What the relay does not protect
- Sender/receiver metadata: the relay sees which DID is talking to which. If that pairing alone is sensitive, you need MLS (opt-in, on the near-term roadmap pending upstream library stabilization) plus an operator you trust, or run your own relay.
- Envelope sizes and timing: visible to the operator even when contents are encrypted.
- Record contents when
encoding: plain: cleartext envelopes let a curious operator read your records. Use MLS if that matters.
The relay is not an identity provider and not a trust anchor. If it disappeared tomorrow, your records would still be yours — senders retain local copies for ~7 days of retention, and direct delivery paths are independent.
Cost
relay.syncropel.com is free. No signup, no rate-limit tiers, no API key. The only ceiling is per-receiver queue capacity (10,000 envelopes) and per-envelope TTL (30 days), both of which kick in only if a receiver is offline for very long stretches.
Future hosted-instance tiers may meter relay traffic for premium accounts, but the free tier is sized to cover personal and small-team use indefinitely.
Pair with synchronous federation
Async federation isn't exclusive with direct peering. The sender daemon's federation logic tries direct HTTPS first and falls back to the relay:
emit record
│
▼
try direct (peer_url/v1/sync/records)
├── success → done, no relay involvement
└── failure → deposit via configured relayThis means:
- Both peers online → direct HTTP, relay untouched, minimum latency.

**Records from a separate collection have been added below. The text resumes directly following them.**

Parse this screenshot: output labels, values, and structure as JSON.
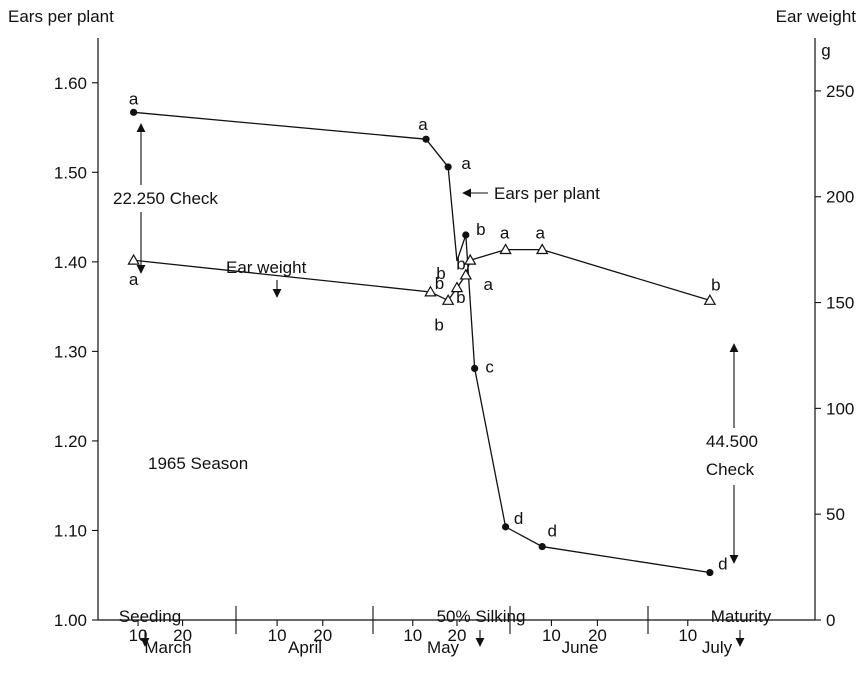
{
  "chart_data": {
    "type": "line",
    "ylabel_left": "Ears per plant",
    "ylabel_right": "Ear weight",
    "ylabel_right_unit": "g",
    "ylim_left": [
      1.0,
      1.65
    ],
    "ylim_right": [
      0,
      275
    ],
    "yticks_left": [
      "1.00",
      "1.10",
      "1.20",
      "1.30",
      "1.40",
      "1.50",
      "1.60"
    ],
    "yticks_right": [
      "0",
      "50",
      "100",
      "150",
      "200",
      "250"
    ],
    "x_day_ticks": [
      "10",
      "20",
      "10",
      "20",
      "10",
      "20",
      "10",
      "20",
      "10"
    ],
    "x_months": [
      "March",
      "April",
      "May",
      "June",
      "July"
    ],
    "series": [
      {
        "name": "Ears per plant",
        "axis": "left",
        "marker": "dot",
        "points": [
          {
            "x": "Mar 9",
            "y": 1.567,
            "label": "a"
          },
          {
            "x": "May 13",
            "y": 1.537,
            "label": "a"
          },
          {
            "x": "May 18",
            "y": 1.506,
            "label": "a"
          },
          {
            "x": "May 20",
            "y": 1.401,
            "label": "b"
          },
          {
            "x": "May 22",
            "y": 1.43,
            "label": "b"
          },
          {
            "x": "May 24",
            "y": 1.281,
            "label": "c"
          },
          {
            "x": "May 31",
            "y": 1.104,
            "label": "d"
          },
          {
            "x": "Jun 8",
            "y": 1.082,
            "label": "d"
          },
          {
            "x": "Jul 15",
            "y": 1.053,
            "label": "d"
          }
        ]
      },
      {
        "name": "Ear weight",
        "axis": "right",
        "marker": "triangle",
        "points": [
          {
            "x": "Mar 9",
            "y": 170,
            "label": "a"
          },
          {
            "x": "May 14",
            "y": 155,
            "label": "b"
          },
          {
            "x": "May 18",
            "y": 151,
            "label": "b"
          },
          {
            "x": "May 20",
            "y": 157,
            "label": "b"
          },
          {
            "x": "May 22",
            "y": 163,
            "label": "b"
          },
          {
            "x": "May 23",
            "y": 170,
            "label": "a"
          },
          {
            "x": "May 31",
            "y": 175,
            "label": "a"
          },
          {
            "x": "Jun 8",
            "y": 175,
            "label": "a"
          },
          {
            "x": "Jul 15",
            "y": 151,
            "label": "b"
          }
        ]
      }
    ],
    "annotations": [
      {
        "text": "22.250 Check"
      },
      {
        "text": "44.500"
      },
      {
        "text": "Check"
      },
      {
        "text": "Ears per plant"
      },
      {
        "text": "Ear weight"
      },
      {
        "text": "1965 Season"
      },
      {
        "text": "Seeding"
      },
      {
        "text": "50% Silking"
      },
      {
        "text": "Maturity"
      }
    ]
  }
}
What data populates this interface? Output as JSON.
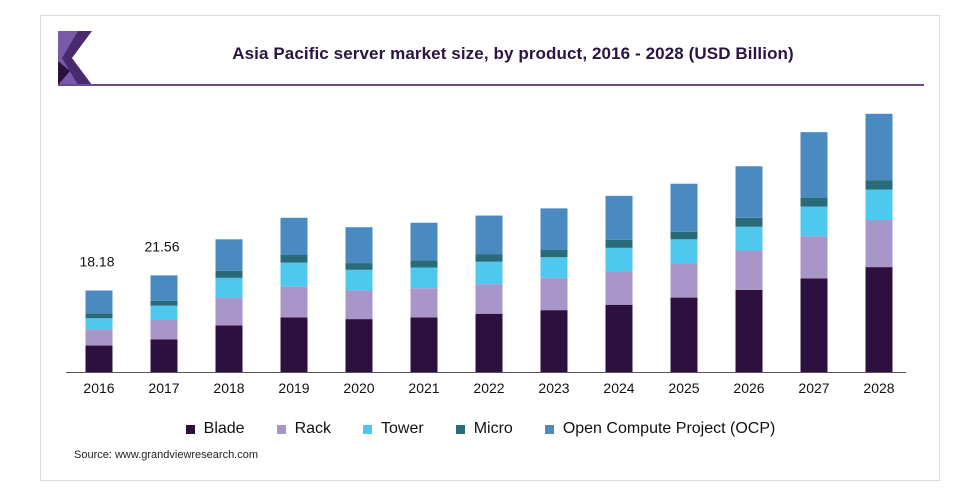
{
  "title": "Asia Pacific server market size, by product, 2016 - 2028 (USD Billion)",
  "source": "Source: www.grandviewresearch.com",
  "colors": {
    "Blade": "#2d1040",
    "Rack": "#a896c8",
    "Tower": "#4fc8f0",
    "Micro": "#2a6b7a",
    "Open Compute Project (OCP)": "#4a8ac0"
  },
  "chart_data": {
    "type": "bar",
    "stacked": true,
    "title": "Asia Pacific server market size, by product, 2016 - 2028 (USD Billion)",
    "xlabel": "",
    "ylabel": "",
    "ylim": [
      0,
      58
    ],
    "grid": false,
    "legend_position": "bottom",
    "categories": [
      "2016",
      "2017",
      "2018",
      "2019",
      "2020",
      "2021",
      "2022",
      "2023",
      "2024",
      "2025",
      "2026",
      "2027",
      "2028"
    ],
    "series": [
      {
        "name": "Blade",
        "values": [
          5.9,
          7.3,
          10.4,
          12.2,
          11.8,
          12.2,
          13.0,
          13.8,
          15.0,
          16.6,
          18.3,
          20.9,
          23.4
        ]
      },
      {
        "name": "Rack",
        "values": [
          3.6,
          4.3,
          6.2,
          6.9,
          6.4,
          6.5,
          6.6,
          7.2,
          7.5,
          7.7,
          8.8,
          9.4,
          10.5
        ]
      },
      {
        "name": "Tower",
        "values": [
          2.5,
          3.2,
          4.4,
          5.3,
          4.6,
          4.6,
          5.0,
          4.6,
          5.2,
          5.3,
          5.3,
          6.6,
          6.8
        ]
      },
      {
        "name": "Micro",
        "values": [
          1.1,
          1.1,
          1.6,
          1.7,
          1.5,
          1.6,
          1.7,
          1.7,
          1.8,
          1.7,
          2.0,
          2.0,
          2.1
        ]
      },
      {
        "name": "Open Compute Project (OCP)",
        "values": [
          5.08,
          5.66,
          7.0,
          8.3,
          8.0,
          8.4,
          8.6,
          9.2,
          9.8,
          10.7,
          11.5,
          14.6,
          14.8
        ]
      }
    ],
    "data_labels": [
      {
        "category": "2016",
        "text": "18.18"
      },
      {
        "category": "2017",
        "text": "21.56"
      }
    ]
  }
}
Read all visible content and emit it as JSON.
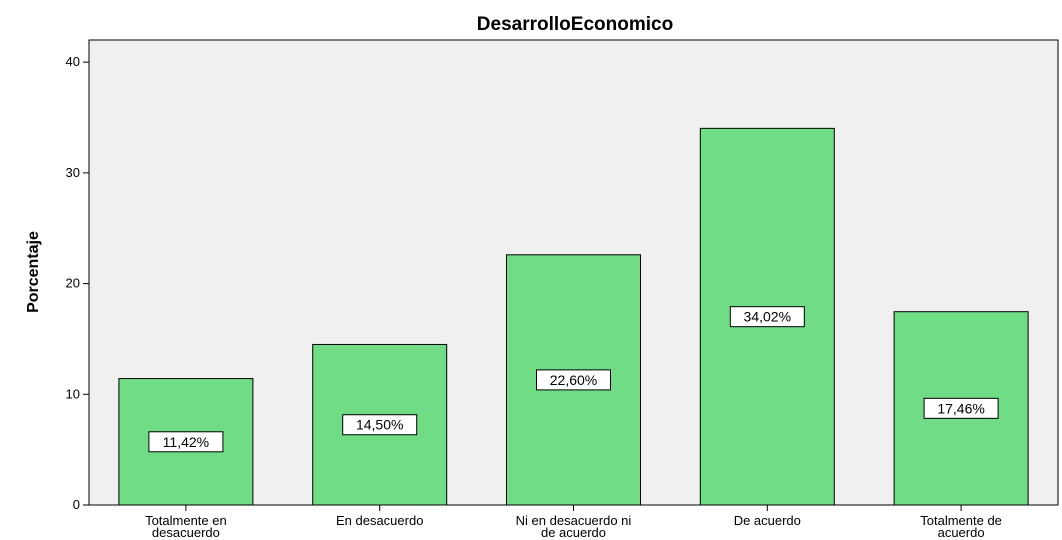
{
  "chart_data": {
    "type": "bar",
    "title": "DesarrolloEconomico",
    "xlabel": "",
    "ylabel": "Porcentaje",
    "ylim": [
      0,
      42
    ],
    "yticks": [
      0,
      10,
      20,
      30,
      40
    ],
    "categories": [
      [
        "Totalmente en",
        "desacuerdo"
      ],
      [
        "En desacuerdo"
      ],
      [
        "Ni en desacuerdo ni",
        "de acuerdo"
      ],
      [
        "De acuerdo"
      ],
      [
        "Totalmente de",
        "acuerdo"
      ]
    ],
    "values": [
      11.42,
      14.5,
      22.6,
      34.02,
      17.46
    ],
    "data_labels": [
      "11,42%",
      "14,50%",
      "22,60%",
      "34,02%",
      "17,46%"
    ],
    "bar_color": "#70dc86",
    "plot_background": "#f0f0f0",
    "grid": false,
    "legend": "none"
  }
}
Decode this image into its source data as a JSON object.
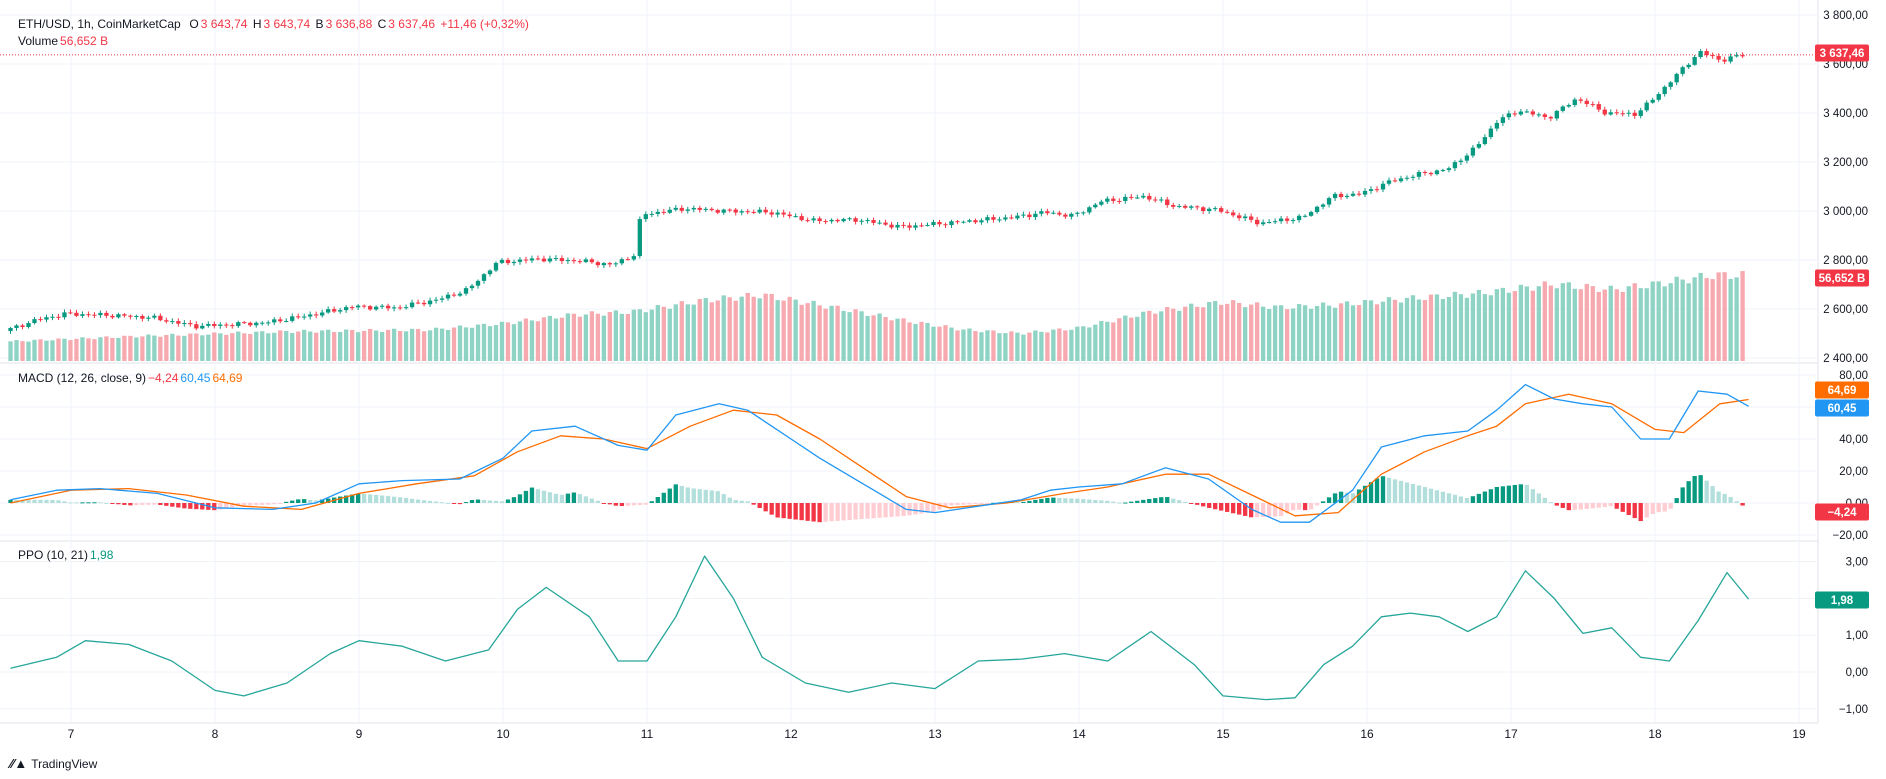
{
  "header": {
    "symbol": "ETH/USD, 1h, CoinMarketCap",
    "o_label": "O",
    "o_value": "3 643,74",
    "h_label": "H",
    "h_value": "3 643,74",
    "l_label": "B",
    "l_value": "3 636,88",
    "c_label": "C",
    "c_value": "3 637,46",
    "change": "+11,46 (+0,32%)",
    "volume_label": "Volume",
    "volume_value": "56,652 B"
  },
  "macd_legend": {
    "label": "MACD (12, 26, close, 9)",
    "hist": "−4,24",
    "macd": "60,45",
    "signal": "64,69"
  },
  "ppo_legend": {
    "label": "PPO (10, 21)",
    "value": "1,98"
  },
  "badges": {
    "price": "3 637,46",
    "volume": "56,652 B",
    "signal": "64,69",
    "macd": "60,45",
    "hist": "−4,24",
    "ppo": "1,98"
  },
  "brand": {
    "name": "TradingView"
  },
  "colors": {
    "up": "#089981",
    "down": "#f23645",
    "vol_up": "#8fd3c4",
    "vol_down": "#f7a9b0",
    "macd": "#2196f3",
    "signal": "#ff6d00",
    "ppo": "#26a69a"
  },
  "chart_data": [
    {
      "type": "candlestick",
      "x_ticks": [
        "7",
        "8",
        "9",
        "10",
        "11",
        "12",
        "13",
        "14",
        "15",
        "16",
        "17",
        "18",
        "19"
      ],
      "y_ticks": [
        "3 800,00",
        "3 600,00",
        "3 400,00",
        "3 200,00",
        "3 000,00",
        "2 800,00",
        "2 600,00",
        "2 400,00"
      ],
      "ylim": [
        2400,
        3800
      ],
      "last_price": 3637.46,
      "price_path": [
        [
          6.58,
          2510
        ],
        [
          6.8,
          2555
        ],
        [
          7.0,
          2580
        ],
        [
          7.3,
          2575
        ],
        [
          7.6,
          2565
        ],
        [
          7.9,
          2530
        ],
        [
          8.1,
          2535
        ],
        [
          8.4,
          2545
        ],
        [
          8.7,
          2575
        ],
        [
          9.0,
          2610
        ],
        [
          9.3,
          2605
        ],
        [
          9.6,
          2640
        ],
        [
          9.8,
          2680
        ],
        [
          10.0,
          2790
        ],
        [
          10.3,
          2805
        ],
        [
          10.6,
          2795
        ],
        [
          10.8,
          2780
        ],
        [
          10.95,
          2820
        ],
        [
          11.0,
          2985
        ],
        [
          11.3,
          3010
        ],
        [
          11.6,
          3000
        ],
        [
          11.9,
          2995
        ],
        [
          12.2,
          2960
        ],
        [
          12.5,
          2965
        ],
        [
          12.8,
          2935
        ],
        [
          13.0,
          2945
        ],
        [
          13.3,
          2960
        ],
        [
          13.6,
          2975
        ],
        [
          13.8,
          2995
        ],
        [
          14.0,
          2980
        ],
        [
          14.2,
          3040
        ],
        [
          14.5,
          3060
        ],
        [
          14.7,
          3020
        ],
        [
          15.0,
          3005
        ],
        [
          15.3,
          2950
        ],
        [
          15.6,
          2975
        ],
        [
          15.8,
          3060
        ],
        [
          16.0,
          3070
        ],
        [
          16.2,
          3120
        ],
        [
          16.4,
          3150
        ],
        [
          16.6,
          3170
        ],
        [
          16.8,
          3260
        ],
        [
          16.95,
          3370
        ],
        [
          17.1,
          3410
        ],
        [
          17.3,
          3380
        ],
        [
          17.5,
          3460
        ],
        [
          17.7,
          3400
        ],
        [
          17.9,
          3395
        ],
        [
          18.0,
          3440
        ],
        [
          18.2,
          3560
        ],
        [
          18.35,
          3650
        ],
        [
          18.5,
          3615
        ],
        [
          18.65,
          3637
        ]
      ],
      "volume_path": [
        [
          6.58,
          0.22
        ],
        [
          7.5,
          0.28
        ],
        [
          8.5,
          0.33
        ],
        [
          9.5,
          0.35
        ],
        [
          10.0,
          0.42
        ],
        [
          10.5,
          0.52
        ],
        [
          10.9,
          0.55
        ],
        [
          11.4,
          0.68
        ],
        [
          11.8,
          0.74
        ],
        [
          12.3,
          0.6
        ],
        [
          12.8,
          0.45
        ],
        [
          13.2,
          0.35
        ],
        [
          13.6,
          0.31
        ],
        [
          14.0,
          0.37
        ],
        [
          14.5,
          0.55
        ],
        [
          15.0,
          0.66
        ],
        [
          15.4,
          0.6
        ],
        [
          15.8,
          0.63
        ],
        [
          16.3,
          0.7
        ],
        [
          16.8,
          0.76
        ],
        [
          17.3,
          0.86
        ],
        [
          17.7,
          0.8
        ],
        [
          18.0,
          0.86
        ],
        [
          18.4,
          0.96
        ],
        [
          18.65,
          0.96
        ]
      ]
    },
    {
      "type": "line",
      "title": "MACD (12, 26, close, 9)",
      "y_ticks": [
        "80,00",
        "60,00",
        "40,00",
        "20,00",
        "0,00",
        "−20,00"
      ],
      "ylim": [
        -20,
        80
      ],
      "series": [
        {
          "name": "MACD",
          "values": [
            [
              6.58,
              2
            ],
            [
              6.9,
              8
            ],
            [
              7.2,
              9
            ],
            [
              7.6,
              6
            ],
            [
              8.0,
              -3
            ],
            [
              8.4,
              -4
            ],
            [
              8.7,
              0
            ],
            [
              9.0,
              12
            ],
            [
              9.3,
              14
            ],
            [
              9.7,
              15
            ],
            [
              10.0,
              28
            ],
            [
              10.2,
              45
            ],
            [
              10.5,
              48
            ],
            [
              10.8,
              36
            ],
            [
              11.0,
              33
            ],
            [
              11.2,
              55
            ],
            [
              11.5,
              62
            ],
            [
              11.7,
              58
            ],
            [
              12.0,
              40
            ],
            [
              12.2,
              28
            ],
            [
              12.5,
              12
            ],
            [
              12.8,
              -4
            ],
            [
              13.0,
              -6
            ],
            [
              13.3,
              -2
            ],
            [
              13.6,
              2
            ],
            [
              13.8,
              8
            ],
            [
              14.0,
              10
            ],
            [
              14.3,
              12
            ],
            [
              14.6,
              22
            ],
            [
              14.9,
              15
            ],
            [
              15.2,
              -4
            ],
            [
              15.4,
              -12
            ],
            [
              15.6,
              -12
            ],
            [
              15.9,
              8
            ],
            [
              16.1,
              35
            ],
            [
              16.4,
              42
            ],
            [
              16.7,
              45
            ],
            [
              16.9,
              58
            ],
            [
              17.1,
              74
            ],
            [
              17.3,
              65
            ],
            [
              17.5,
              62
            ],
            [
              17.7,
              60
            ],
            [
              17.9,
              40
            ],
            [
              18.1,
              40
            ],
            [
              18.3,
              70
            ],
            [
              18.5,
              68
            ],
            [
              18.65,
              60.45
            ]
          ]
        },
        {
          "name": "Signal",
          "values": [
            [
              6.58,
              0
            ],
            [
              7.0,
              8
            ],
            [
              7.4,
              9
            ],
            [
              7.8,
              5
            ],
            [
              8.2,
              -2
            ],
            [
              8.6,
              -4
            ],
            [
              9.0,
              6
            ],
            [
              9.4,
              12
            ],
            [
              9.8,
              17
            ],
            [
              10.1,
              32
            ],
            [
              10.4,
              42
            ],
            [
              10.7,
              40
            ],
            [
              11.0,
              34
            ],
            [
              11.3,
              48
            ],
            [
              11.6,
              58
            ],
            [
              11.9,
              55
            ],
            [
              12.2,
              40
            ],
            [
              12.5,
              22
            ],
            [
              12.8,
              4
            ],
            [
              13.1,
              -3
            ],
            [
              13.5,
              0
            ],
            [
              13.9,
              6
            ],
            [
              14.2,
              10
            ],
            [
              14.6,
              18
            ],
            [
              14.9,
              18
            ],
            [
              15.2,
              5
            ],
            [
              15.5,
              -8
            ],
            [
              15.8,
              -6
            ],
            [
              16.1,
              18
            ],
            [
              16.4,
              32
            ],
            [
              16.7,
              42
            ],
            [
              16.9,
              48
            ],
            [
              17.1,
              62
            ],
            [
              17.4,
              68
            ],
            [
              17.7,
              62
            ],
            [
              18.0,
              46
            ],
            [
              18.2,
              44
            ],
            [
              18.45,
              62
            ],
            [
              18.65,
              64.69
            ]
          ]
        }
      ]
    },
    {
      "type": "line",
      "title": "PPO (10, 21)",
      "y_ticks": [
        "3,00",
        "2,00",
        "1,00",
        "0,00",
        "−1,00"
      ],
      "ylim": [
        -1.3,
        3.3
      ],
      "series": [
        {
          "name": "PPO",
          "values": [
            [
              6.58,
              0.1
            ],
            [
              6.9,
              0.4
            ],
            [
              7.1,
              0.85
            ],
            [
              7.4,
              0.75
            ],
            [
              7.7,
              0.3
            ],
            [
              8.0,
              -0.5
            ],
            [
              8.2,
              -0.65
            ],
            [
              8.5,
              -0.3
            ],
            [
              8.8,
              0.5
            ],
            [
              9.0,
              0.85
            ],
            [
              9.3,
              0.7
            ],
            [
              9.6,
              0.3
            ],
            [
              9.9,
              0.6
            ],
            [
              10.1,
              1.7
            ],
            [
              10.3,
              2.3
            ],
            [
              10.6,
              1.5
            ],
            [
              10.8,
              0.3
            ],
            [
              11.0,
              0.3
            ],
            [
              11.2,
              1.5
            ],
            [
              11.4,
              3.15
            ],
            [
              11.6,
              2.0
            ],
            [
              11.8,
              0.4
            ],
            [
              12.1,
              -0.3
            ],
            [
              12.4,
              -0.55
            ],
            [
              12.7,
              -0.3
            ],
            [
              13.0,
              -0.45
            ],
            [
              13.3,
              0.3
            ],
            [
              13.6,
              0.35
            ],
            [
              13.9,
              0.5
            ],
            [
              14.2,
              0.3
            ],
            [
              14.5,
              1.1
            ],
            [
              14.8,
              0.2
            ],
            [
              15.0,
              -0.65
            ],
            [
              15.3,
              -0.75
            ],
            [
              15.5,
              -0.7
            ],
            [
              15.7,
              0.2
            ],
            [
              15.9,
              0.7
            ],
            [
              16.1,
              1.5
            ],
            [
              16.3,
              1.6
            ],
            [
              16.5,
              1.5
            ],
            [
              16.7,
              1.1
            ],
            [
              16.9,
              1.5
            ],
            [
              17.1,
              2.75
            ],
            [
              17.3,
              2.0
            ],
            [
              17.5,
              1.05
            ],
            [
              17.7,
              1.2
            ],
            [
              17.9,
              0.4
            ],
            [
              18.1,
              0.3
            ],
            [
              18.3,
              1.4
            ],
            [
              18.5,
              2.7
            ],
            [
              18.65,
              1.98
            ]
          ]
        }
      ]
    }
  ]
}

- Only sender online → relay absorbs the envelope, receiver picks it up later.
- Only receiver online → receiver polls relay, but nothing is queued yet; receiver waits.
- Neither online → sender retains locally; when sender comes up, relay path activates.
You don't choose one or the other. Configure both a federation pair (synchronous) and a relay (async fallback); the daemon uses whichever works.
Troubleshooting
I configured a relay but nothing is arriving
spl config relay show— is the URL what you expect? Catch-all vs peer-specific scoping matters.spl config relay status— does/healthrespond?- Did you restart
spl serveafter setting the relay? Receive tasks spawn at startup only. - From the sender side:
spl fleet sync status— does it show the relay as the delivery path? If it's still trying direct and failing, check whether the peer's federation URL is correct on the sender.
Envelopes keep redelivering (appearing again after I thought I acked them)
The receiver acks after successful ingest. If the receiver's daemon crashes or is killed between receive and ack, the next poll re-fetches the envelopes. Idempotent ingest at the receiver means this is safe — no duplicate records land in your store, but your relay's ack counter lags for a beat.
Persistent redelivery without crash means the ack POST is failing. Check network connectivity from the receiver to the relay; this is the same path as receive, so receive working and ack failing points at an intermittent network fault or a reverse-proxy timing out on the POST.
I see a big backlog on spl config relay status
The relay's /metrics endpoint (if you're operating the relay or have read access) exposes relay_queue_size{did="<your-did>"}. If that's climbing, your daemon isn't draining fast enough. Options:
- Increase poll frequency (uses a fixed cadence; a future version adds long-poll).
- Check whether something is blocking on the receive path —
spl doctorflags federation stalls.
I want to delete a relay-configured peer
spl config relay clear --for-pair <did> writes a disabling LEARN record. The next broadcast removes the entry from the active config. Restart spl serve if you want the receive tasks for that peer to shut down immediately rather than at next natural cycle.